Disabling the Squid cache (cache deny all) amplifies the effect, because Squid must process every request fully.


Solution

1. Configure Squid Workers (critical)

On UCS, Squid workers must be configured via UCR, not directly in squid.conf.

ucr set squid/workers=4
systemctl restart squid

Recommended values:

  • ~100 clients: 2–3 workers
  • ~250 clients: 4–6 workers

Verify:

ucr get squid/workers
ps -ef | grep squid | grep worker

2. NTLM helper configuration

In this setup, the NTLM helper count was not the primary bottleneck.

The effective and observed value was 50–60 helpers, which is sufficient for ~250 clients when Squid workers are sized correctly.

Recommended configuration:

ucr set squid/ntlmauth/children=60
systemctl restart squid

Verify running helpers:

ps aux | grep squid_ldap_ntlm_auth | grep -v grep | wc -l

Important: Increasing squid/ntlmauth/children to very high values (e.g. 200–300) does not improve performance and may even increase load. The main bottleneck in this case was the number of Squid workers, not the NTLM helpers.


3. Squid cache configuration

In many enterprise environments (Office 365, HTTPS-heavy traffic), Squid is used mainly as an authentication and policy proxy.

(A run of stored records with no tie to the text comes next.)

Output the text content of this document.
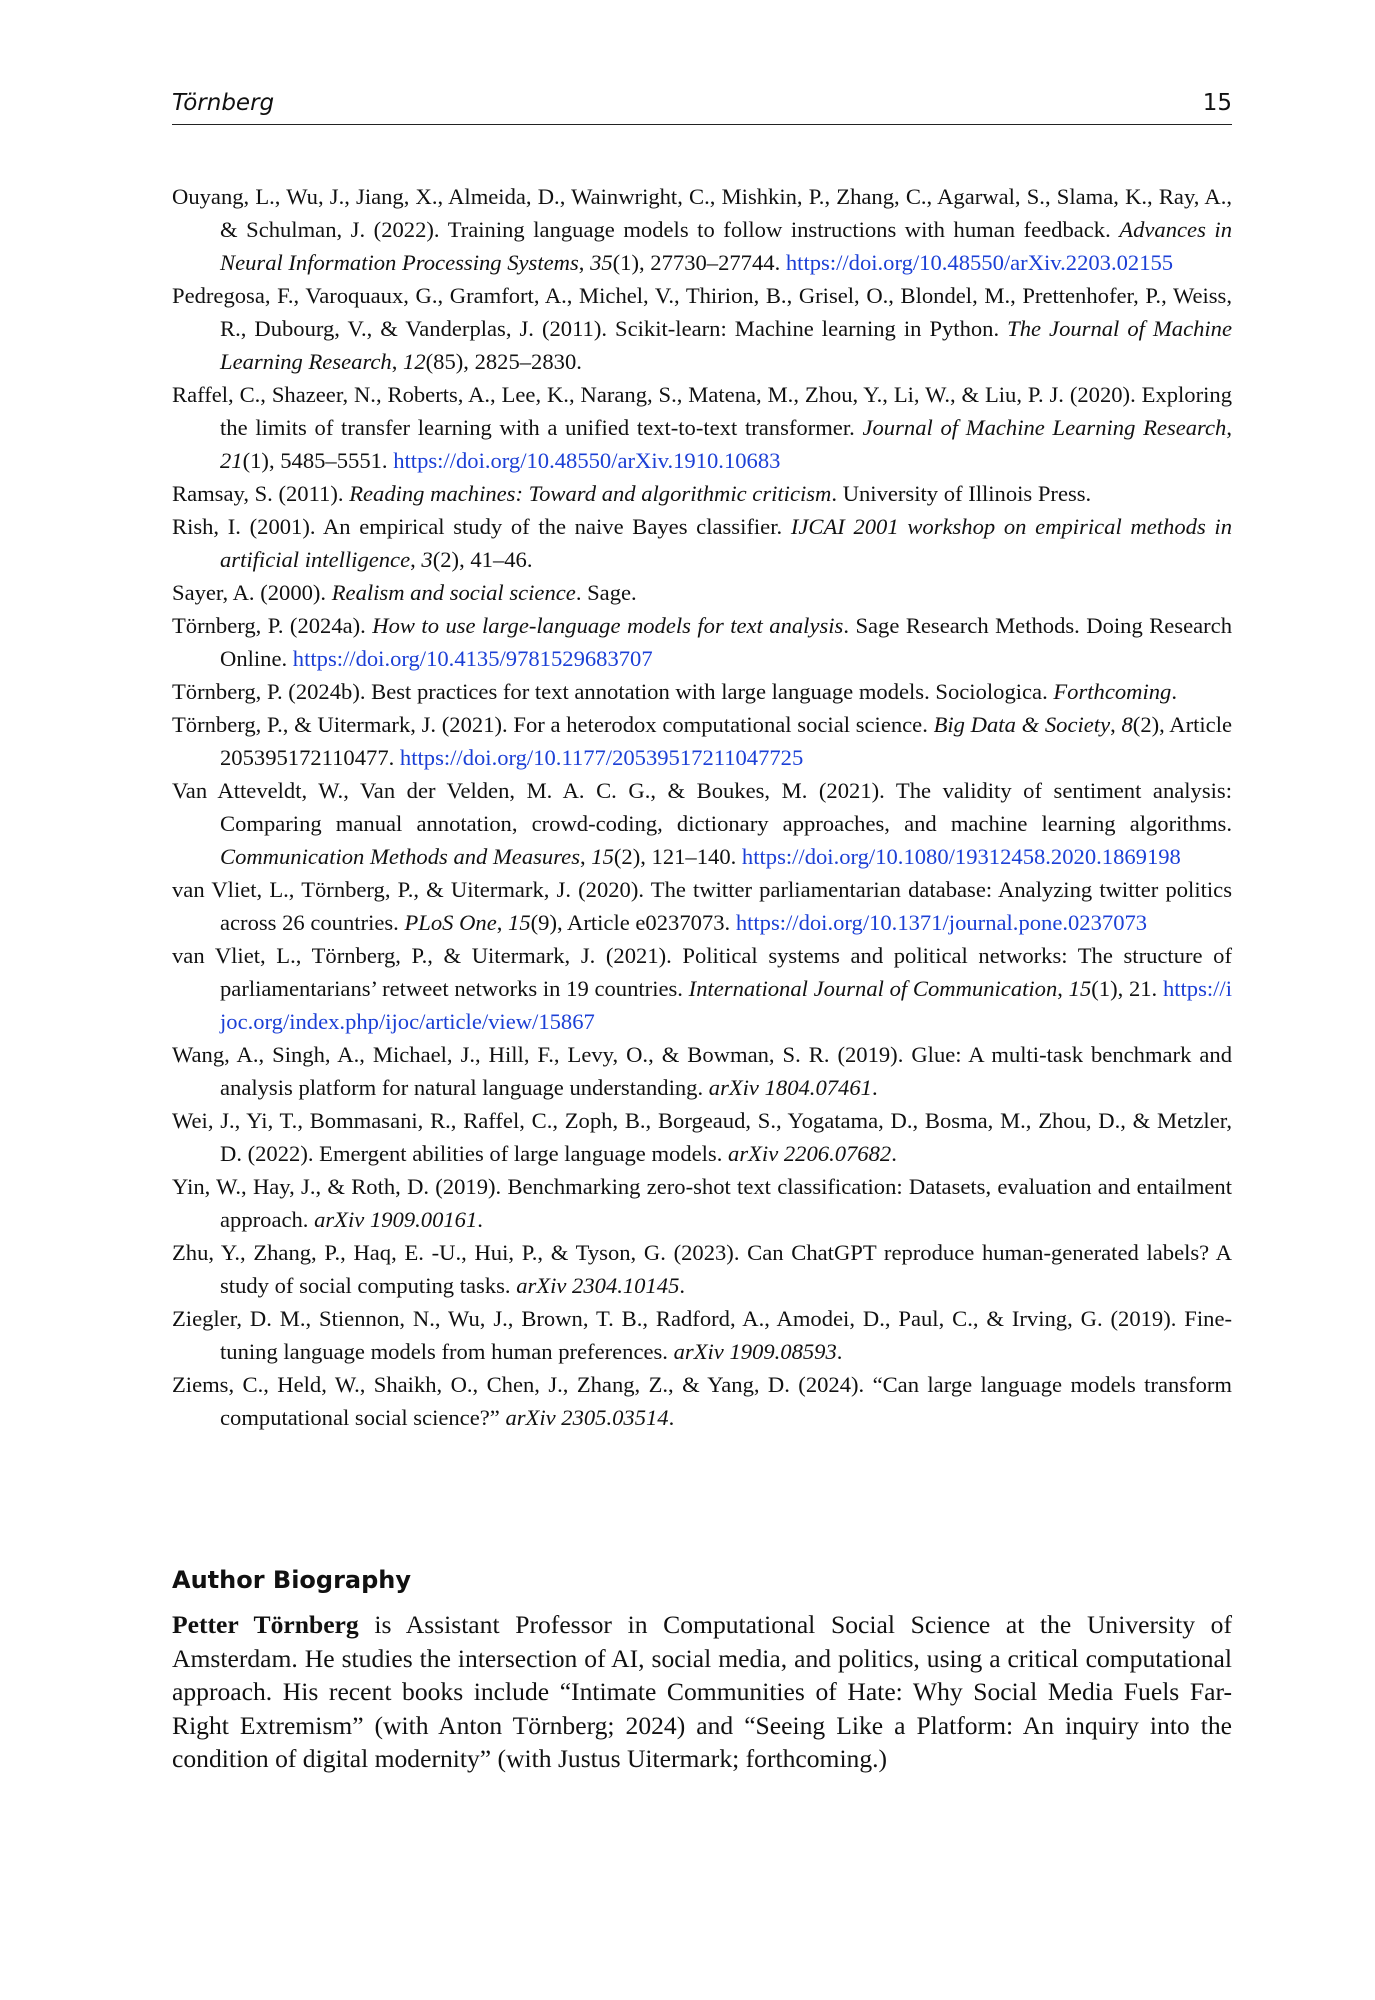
Törnberg	15
Ouyang, L., Wu, J., Jiang, X., Almeida, D., Wainwright, C., Mishkin, P., Zhang, C., Agarwal, S., Slama, K., Ray, A., & Schulman, J. (2022). Training language models to follow instructions with human feedback. Advances in Neural Information Processing Systems, 35(1), 27730–27744. https://doi.org/10.48550/arXiv.2203.02155
Pedregosa, F., Varoquaux, G., Gramfort, A., Michel, V., Thirion, B., Grisel, O., Blondel, M., Prettenhofer, P., Weiss, R., Dubourg, V., & Vanderplas, J. (2011). Scikit-learn: Machine learning in Python. The Journal of Machine Learning Research, 12(85), 2825–2830.
Raffel, C., Shazeer, N., Roberts, A., Lee, K., Narang, S., Matena, M., Zhou, Y., Li, W., & Liu, P. J. (2020). Exploring the limits of transfer learning with a unified text-to-text transformer. Journal of Machine Learning Research, 21(1), 5485–5551. https://doi.org/10.48550/arXiv.1910.10683
Ramsay, S. (2011). Reading machines: Toward and algorithmic criticism. University of Illinois Press.
Rish, I. (2001). An empirical study of the naive Bayes classifier. IJCAI 2001 workshop on empirical methods in artificial intelligence, 3(2), 41–46.
Sayer, A. (2000). Realism and social science. Sage.
Törnberg, P. (2024a). How to use large-language models for text analysis. Sage Research Methods. Doing Research Online. https://doi.org/10.4135/9781529683707
Törnberg, P. (2024b). Best practices for text annotation with large language models. Sociologica. Forthcoming.
Törnberg, P., & Uitermark, J. (2021). For a heterodox computational social science. Big Data & Society, 8(2), Article 205395172110477. https://doi.org/10.1177/20539517211047725
Van Atteveldt, W., Van der Velden, M. A. C. G., & Boukes, M. (2021). The validity of sentiment analysis: Comparing manual annotation, crowd-coding, dictionary approaches, and machine learning algorithms. Communication Methods and Measures, 15(2), 121–140. https://doi.org/10.1080/19312458.2020.1869198
van Vliet, L., Törnberg, P., & Uitermark, J. (2020). The twitter parliamentarian database: Analyzing twitter politics across 26 countries. PLoS One, 15(9), Article e0237073. https://doi.org/10.1371/journal.pone.0237073
van Vliet, L., Törnberg, P., & Uitermark, J. (2021). Political systems and political networks: The structure of parliamentarians’ retweet networks in 19 countries. International Journal of Communication, 15(1), 21. https://ijoc.org/index.php/ijoc/article/view/15867
Wang, A., Singh, A., Michael, J., Hill, F., Levy, O., & Bowman, S. R. (2019). Glue: A multi-task benchmark and analysis platform for natural language understanding. arXiv 1804.07461.
Wei, J., Yi, T., Bommasani, R., Raffel, C., Zoph, B., Borgeaud, S., Yogatama, D., Bosma, M., Zhou, D., & Metzler, D. (2022). Emergent abilities of large language models. arXiv 2206.07682.
Yin, W., Hay, J., & Roth, D. (2019). Benchmarking zero-shot text classification: Datasets, evaluation and entailment approach. arXiv 1909.00161.
Zhu, Y., Zhang, P., Haq, E. -U., Hui, P., & Tyson, G. (2023). Can ChatGPT reproduce human-generated labels? A study of social computing tasks. arXiv 2304.10145.
Ziegler, D. M., Stiennon, N., Wu, J., Brown, T. B., Radford, A., Amodei, D., Paul, C., & Irving, G. (2019). Fine-tuning language models from human preferences. arXiv 1909.08593.
Ziems, C., Held, W., Shaikh, O., Chen, J., Zhang, Z., & Yang, D. (2024). “Can large language models transform computational social science?” arXiv 2305.03514.
Author Biography
Petter Törnberg is Assistant Professor in Computational Social Science at the University of Amsterdam. He studies the intersection of AI, social media, and politics, using a critical computational approach. His recent books include “Intimate Communities of Hate: Why Social Media Fuels Far-Right Extremism” (with Anton Törnberg; 2024) and “Seeing Like a Platform: An inquiry into the condition of digital modernity” (with Justus Uitermark; forthcoming.)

Disabling the disk cache avoids unnecessary I/O and startup overhead:

ucr set squid/cache=no
systemctl restart squid

This is recommended when:

  • Most traffic is HTTPS (TCP_TUNNEL)
  • Caching provides no benefit
  • Authentication latency is the main concern

4. Validation via logs

After applying the changes, connection times in access.log should drop significantly:

TCP_TUNNEL/200 47882 CONNECT www.bing.com:443 user HIER_DIRECT/2.16.204.157 -

Values are in milliseconds. Initial delays >300000 ms indicate authentication or worker bottlenecks.


5. Optional monitoring

tail -f /var/log/squid/cache.log

Look for repeated messages like:

Starting new ntlmauthenticator helpers...
helperOpenServers: Starting 1/60 'squid_ldap_ntlm_auth' processes

Frequent spawning during peak usage is a sign of undersized worker or helper configuration.


Result

With sufficient Squid workers and properly sized NTLM helpers, the initial slow internet access after login disappears, even with several hundred concurrent clients.